I have a decent amount of data in a database. I have well formed tables and good relationships between them with some redundancy in my data. But how far should I go with normalization? Are there performance drawbacks to too much normalization?
You should go as far as you should, and no further. Of course. ~ The problem may be that this is a bit of an art, and it's why this isn't a pure science.
Our main product is an analysis and reporting system, and so in that regard, we have quite a few detail records. We initially had it designed with lots of joins on a common ID for some of the child records, but we found that if we denormalized a couple of fields we could cut out a LOT of joins and we could take away a lot of performance headaches.
But we only knew that because we 1) created a "normalized" design, 2) started using it, 3) profiled the actual performance after hundreds of millions of rows across dozens of tables.
The end story is that until we profiled we couldn't know for sure what was going to work for us. We liked the idea of normalizing so we could update more easily, but in the end actual performance was the deciding factor. That's my advice for you: Profile, profile, profile.
Normalization is a goal only when it supports your data model well enough to warrant it. It is meant to be a guide to allow growth, management and maintainability. Remember that neither the book on normalization, nor its writer, are going to build or maintain your database or its application.
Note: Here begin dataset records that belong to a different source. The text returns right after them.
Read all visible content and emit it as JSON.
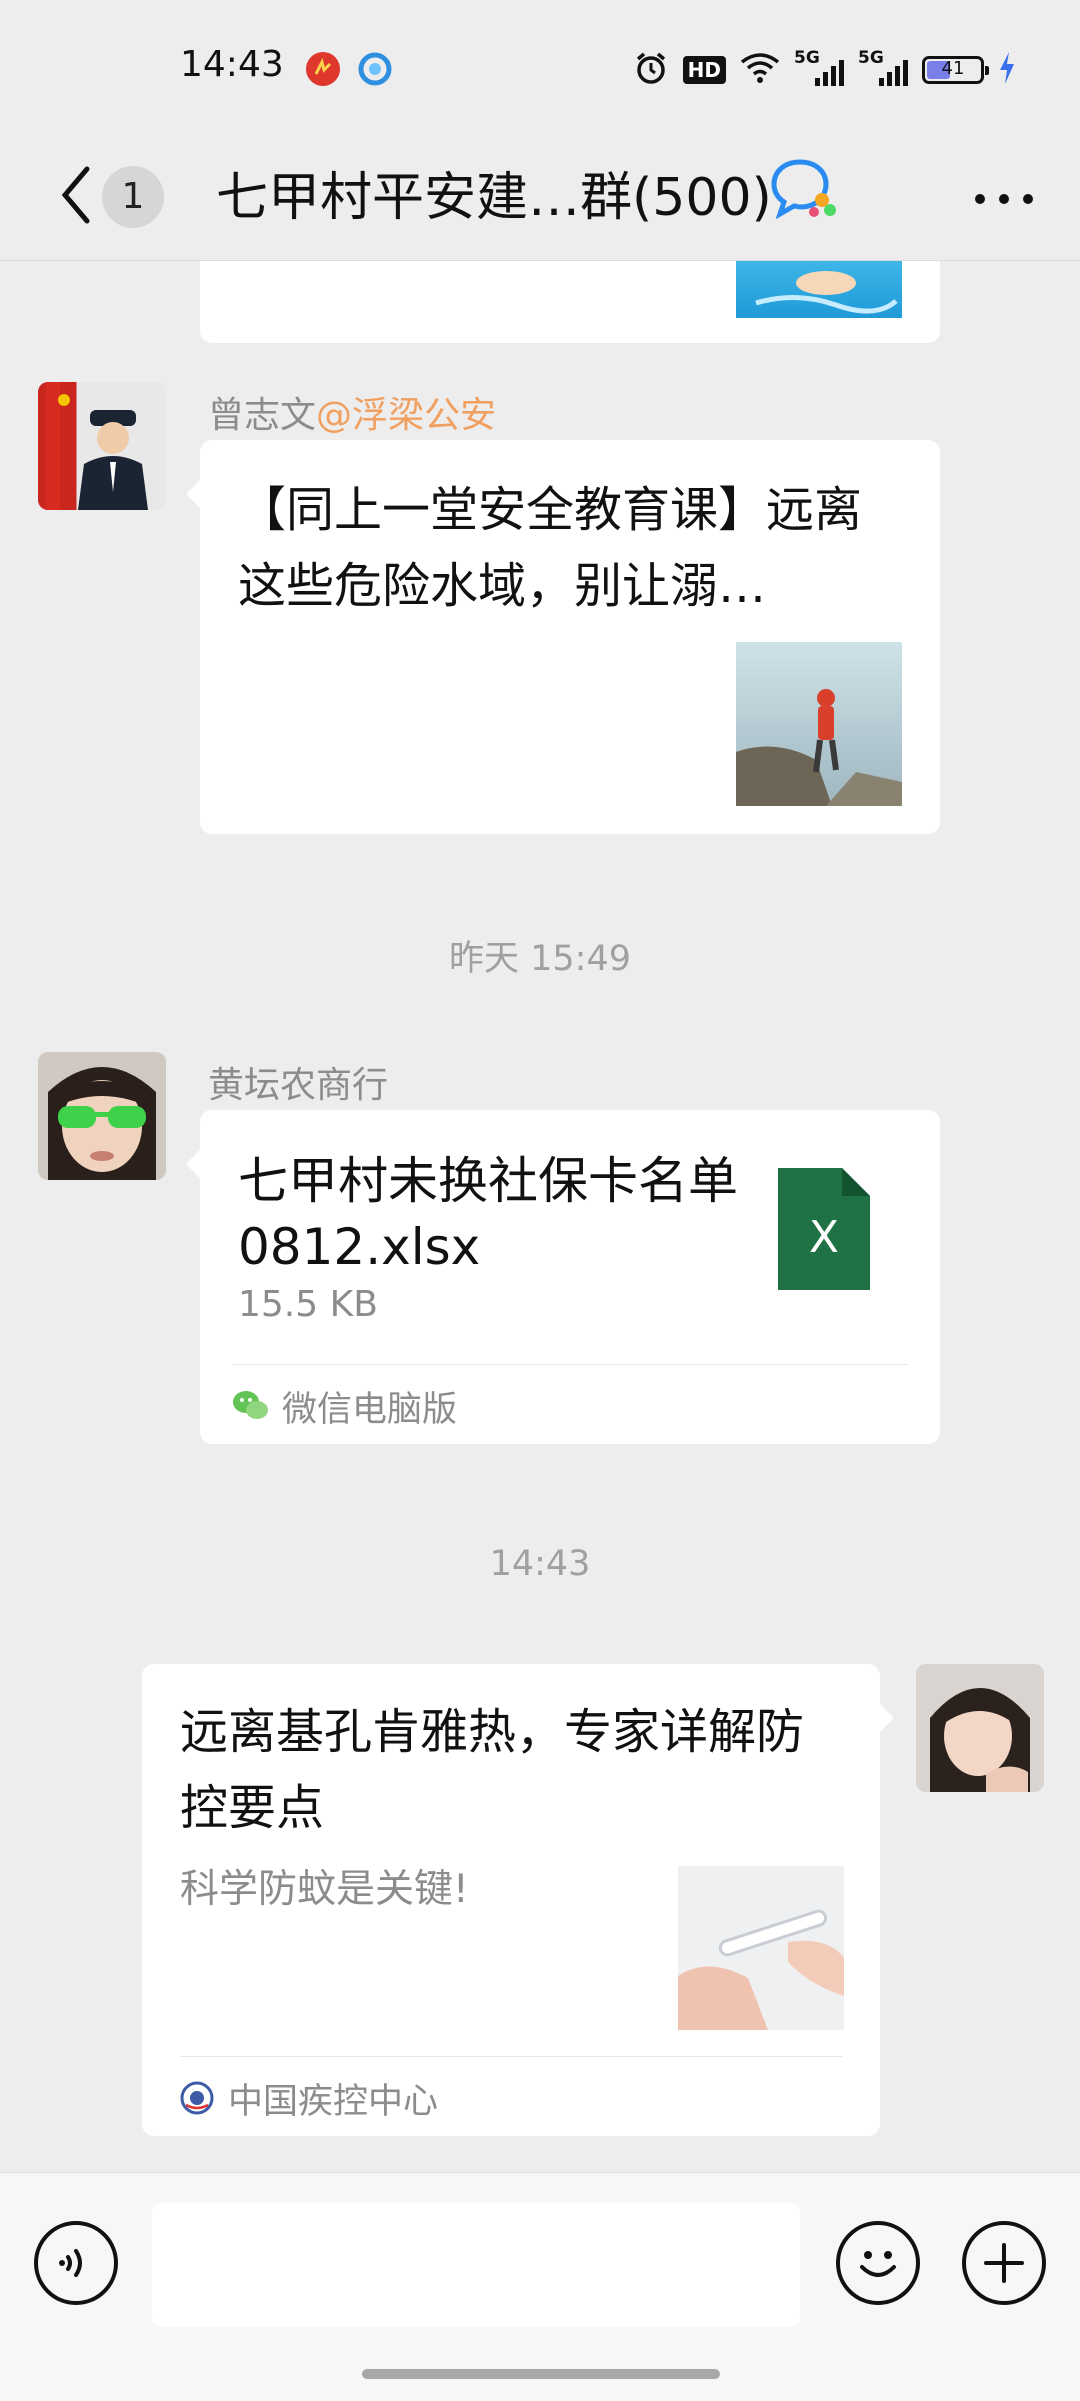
{
  "status_bar": {
    "time": "14:43",
    "signal_1": "5G",
    "signal_2": "5G",
    "hd_label": "HD",
    "battery_level": "41",
    "icons": [
      "app-red-icon",
      "app-blue-icon",
      "alarm-icon",
      "hd-voice-icon",
      "wifi-icon",
      "signal-icon",
      "battery-icon",
      "charging-icon"
    ]
  },
  "header": {
    "unread_count": "1",
    "title": "七甲村平安建…群(500)",
    "icons": [
      "back-chevron-icon",
      "group-chat-icon",
      "more-icon"
    ]
  },
  "messages": {
    "link1": {
      "sender_name": "曾志文",
      "sender_mention": "@浮梁公安",
      "title": "【同上一堂安全教育课】远离这些危险水域，别让溺…"
    },
    "timestamp1": "昨天 15:49",
    "file_msg": {
      "sender_name": "黄坛农商行",
      "file_name": "七甲村未换社保卡名单0812.xlsx",
      "file_size": "15.5 KB",
      "file_icon_letter": "X",
      "source": "微信电脑版"
    },
    "timestamp2": "14:43",
    "link2": {
      "title": "远离基孔肯雅热，专家详解防控要点",
      "desc": "科学防蚊是关键!",
      "source": "中国疾控中心"
    }
  },
  "input_bar": {
    "placeholder": "",
    "icons": [
      "voice-icon",
      "emoji-icon",
      "plus-icon"
    ]
  },
  "colors": {
    "background": "#ededed",
    "bubble": "#ffffff",
    "mention": "#f0a061",
    "excel_green": "#1f7244"
  }
}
And, yes there can be a performance impact from too much normalization. This would be in deeper table traversal to pick up things like status indicator tables when they have been pulled out to a separate table. Some will say this is usually negated in update speed (changing status text from "Good" to "GOOD" or something of the like) or in maintainability.
I recommend reading the following appendix found in a few of Chris Date's more recent books:
Normalization is far from being a panacea, as we can easily see by considering what its goals are and how well it measures up against them...
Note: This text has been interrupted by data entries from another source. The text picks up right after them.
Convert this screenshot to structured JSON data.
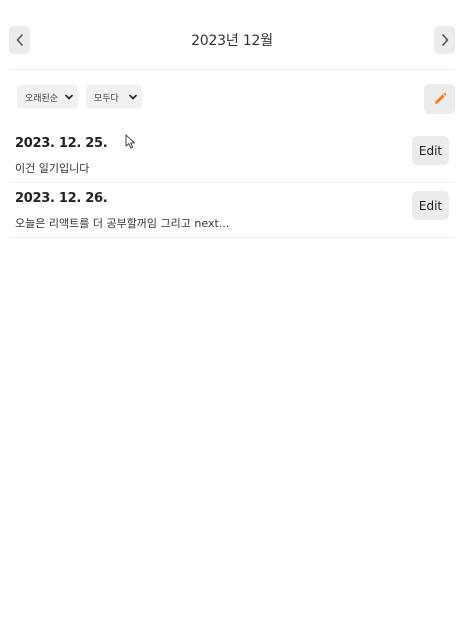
{
  "header": {
    "title": "2023년 12월",
    "prev_icon": "chevron-left-icon",
    "next_icon": "chevron-right-icon"
  },
  "filters": {
    "sort": {
      "selected": "오래된순"
    },
    "emotion": {
      "selected": "모두다"
    }
  },
  "write_button": {
    "icon": "pencil-icon",
    "icon_color": "#f47a1f"
  },
  "diaries": [
    {
      "date": "2023. 12. 25.",
      "content": "이건 일기입니다",
      "edit_label": "Edit"
    },
    {
      "date": "2023. 12. 26.",
      "content": "오늘은 리액트를 더 공부할꺼임 그리고 next...",
      "edit_label": "Edit"
    }
  ]
}
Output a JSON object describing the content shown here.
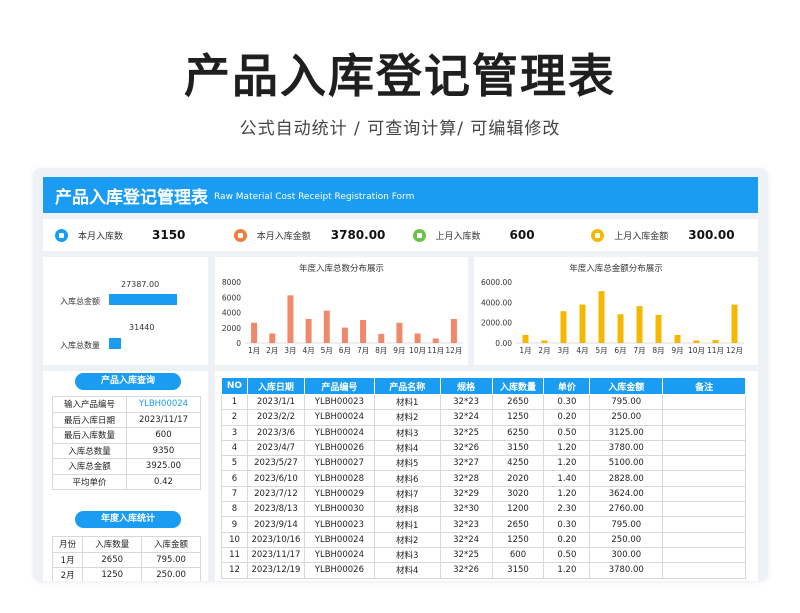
{
  "hero": {
    "title": "产品入库登记管理表",
    "subtitle": "公式自动统计  / 可查询计算/  可编辑修改"
  },
  "banner": {
    "title": "产品入库登记管理表",
    "subtitle_en": "Raw Material Cost Receipt Registration Form"
  },
  "kpis": [
    {
      "label": "本月入库数",
      "value": "3150",
      "icon": "chart-icon",
      "color": "#1a9cf2"
    },
    {
      "label": "本月入库金额",
      "value": "3780.00",
      "icon": "wallet-icon",
      "color": "#f07d3b"
    },
    {
      "label": "上月入库数",
      "value": "600",
      "icon": "box-icon",
      "color": "#6cc24a"
    },
    {
      "label": "上月入库金额",
      "value": "300.00",
      "icon": "coin-icon",
      "color": "#f5b800"
    }
  ],
  "summary_bars": {
    "items": [
      {
        "label": "入库总金额",
        "value": "27387.00",
        "raw": 27387
      },
      {
        "label": "入库总数量",
        "value": "31440",
        "raw": 31440
      }
    ]
  },
  "chart_data": [
    {
      "type": "bar",
      "title": "年度入库总数分布展示",
      "categories": [
        "1月",
        "2月",
        "3月",
        "4月",
        "5月",
        "6月",
        "7月",
        "8月",
        "9月",
        "10月",
        "11月",
        "12月"
      ],
      "values": [
        2650,
        1250,
        6250,
        3150,
        4250,
        2020,
        3020,
        1200,
        2650,
        1250,
        600,
        3150
      ],
      "yticks": [
        "0",
        "2000",
        "4000",
        "6000",
        "8000"
      ],
      "ylim": [
        0,
        8000
      ],
      "color": "#f0896a"
    },
    {
      "type": "bar",
      "title": "年度入库总金额分布展示",
      "categories": [
        "1月",
        "2月",
        "3月",
        "4月",
        "5月",
        "6月",
        "7月",
        "8月",
        "9月",
        "10月",
        "11月",
        "12月"
      ],
      "values": [
        795,
        250,
        3125,
        3780,
        5100,
        2828,
        3624,
        2760,
        795,
        250,
        300,
        3780
      ],
      "yticks": [
        "0.00",
        "2000.00",
        "4000.00",
        "6000.00"
      ],
      "ylim": [
        0,
        6000
      ],
      "color": "#f5b800"
    }
  ],
  "query": {
    "title": "产品入库查询",
    "rows": [
      {
        "k": "输入产品编号",
        "v": "YLBH00024"
      },
      {
        "k": "最后入库日期",
        "v": "2023/11/17"
      },
      {
        "k": "最后入库数量",
        "v": "600"
      },
      {
        "k": "入库总数量",
        "v": "9350"
      },
      {
        "k": "入库总金额",
        "v": "3925.00"
      },
      {
        "k": "平均单价",
        "v": "0.42"
      }
    ]
  },
  "yearly": {
    "title": "年度入库统计",
    "headers": [
      "月份",
      "入库数量",
      "入库金额"
    ],
    "rows": [
      [
        "1月",
        "2650",
        "795.00"
      ],
      [
        "2月",
        "1250",
        "250.00"
      ]
    ]
  },
  "main_table": {
    "headers": [
      "NO",
      "入库日期",
      "产品编号",
      "产品名称",
      "规格",
      "入库数量",
      "单价",
      "入库金额",
      "备注"
    ],
    "rows": [
      [
        "1",
        "2023/1/1",
        "YLBH00023",
        "材料1",
        "32*23",
        "2650",
        "0.30",
        "795.00",
        ""
      ],
      [
        "2",
        "2023/2/2",
        "YLBH00024",
        "材料2",
        "32*24",
        "1250",
        "0.20",
        "250.00",
        ""
      ],
      [
        "3",
        "2023/3/6",
        "YLBH00024",
        "材料3",
        "32*25",
        "6250",
        "0.50",
        "3125.00",
        ""
      ],
      [
        "4",
        "2023/4/7",
        "YLBH00026",
        "材料4",
        "32*26",
        "3150",
        "1.20",
        "3780.00",
        ""
      ],
      [
        "5",
        "2023/5/27",
        "YLBH00027",
        "材料5",
        "32*27",
        "4250",
        "1.20",
        "5100.00",
        ""
      ],
      [
        "6",
        "2023/6/10",
        "YLBH00028",
        "材料6",
        "32*28",
        "2020",
        "1.40",
        "2828.00",
        ""
      ],
      [
        "7",
        "2023/7/12",
        "YLBH00029",
        "材料7",
        "32*29",
        "3020",
        "1.20",
        "3624.00",
        ""
      ],
      [
        "8",
        "2023/8/13",
        "YLBH00030",
        "材料8",
        "32*30",
        "1200",
        "2.30",
        "2760.00",
        ""
      ],
      [
        "9",
        "2023/9/14",
        "YLBH00023",
        "材料1",
        "32*23",
        "2650",
        "0.30",
        "795.00",
        ""
      ],
      [
        "10",
        "2023/10/16",
        "YLBH00024",
        "材料2",
        "32*24",
        "1250",
        "0.20",
        "250.00",
        ""
      ],
      [
        "11",
        "2023/11/17",
        "YLBH00024",
        "材料3",
        "32*25",
        "600",
        "0.50",
        "300.00",
        ""
      ],
      [
        "12",
        "2023/12/19",
        "YLBH00026",
        "材料4",
        "32*26",
        "3150",
        "1.20",
        "3780.00",
        ""
      ]
    ]
  }
}
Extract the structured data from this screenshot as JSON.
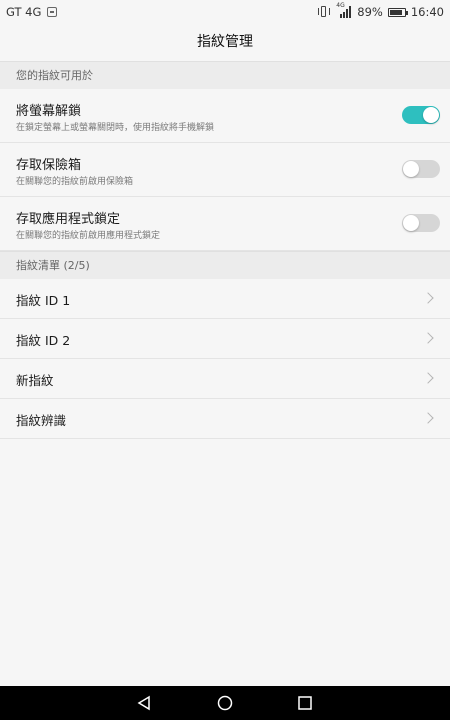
{
  "status_bar": {
    "carrier": "GT 4G",
    "network_label": "4G",
    "battery": "89%",
    "battery_level": 0.89,
    "time": "16:40"
  },
  "header": {
    "title": "指紋管理"
  },
  "sections": [
    {
      "header": "您的指紋可用於"
    },
    {
      "header": "指紋清單 (2/5)"
    }
  ],
  "usage_items": [
    {
      "title": "將螢幕解鎖",
      "subtitle": "在鎖定螢幕上或螢幕關閉時，使用指紋將手機解鎖",
      "enabled": true
    },
    {
      "title": "存取保險箱",
      "subtitle": "在關聯您的指紋前啟用保險箱",
      "enabled": false
    },
    {
      "title": "存取應用程式鎖定",
      "subtitle": "在關聯您的指紋前啟用應用程式鎖定",
      "enabled": false
    }
  ],
  "fingerprint_list": [
    {
      "label": "指紋 ID 1"
    },
    {
      "label": "指紋 ID 2"
    },
    {
      "label": "新指紋"
    },
    {
      "label": "指紋辨識"
    }
  ],
  "colors": {
    "accent": "#2ebfbf",
    "background": "#f6f6f6",
    "section_bg": "#ececec",
    "nav_bar": "#000000"
  }
}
I must make it clear that I don't want my comments in this section to be seen as any sort of attack. I believe firmly that anything less than a fully normalized design is strongly contraindicated...
I think it is equally important to look at the explicit added denormalisations, either added aggregate values or some fields from a master table copied to a detail copy.
The argument mostly being some performance argument.
If you do so enforce, that those fields are updated by triggers and it's up to the database to keep them consistent.
I totally agree with @jcolebrand. When you're designing model for your application, you should normalize everything you can. But then you should profile the queries built over your model, especially those executed frequently.
My own experience: attributes that took two joins to reach (that means three tables joined) will be mostly a performance hog. And to make things worst, it is used in on line transactions. I denormalize the attribute, so it just need one join and asked the programmer to adjust their app for the query and updating the attribute. Now it works much better ...
In other word, you should balance normalization with performance.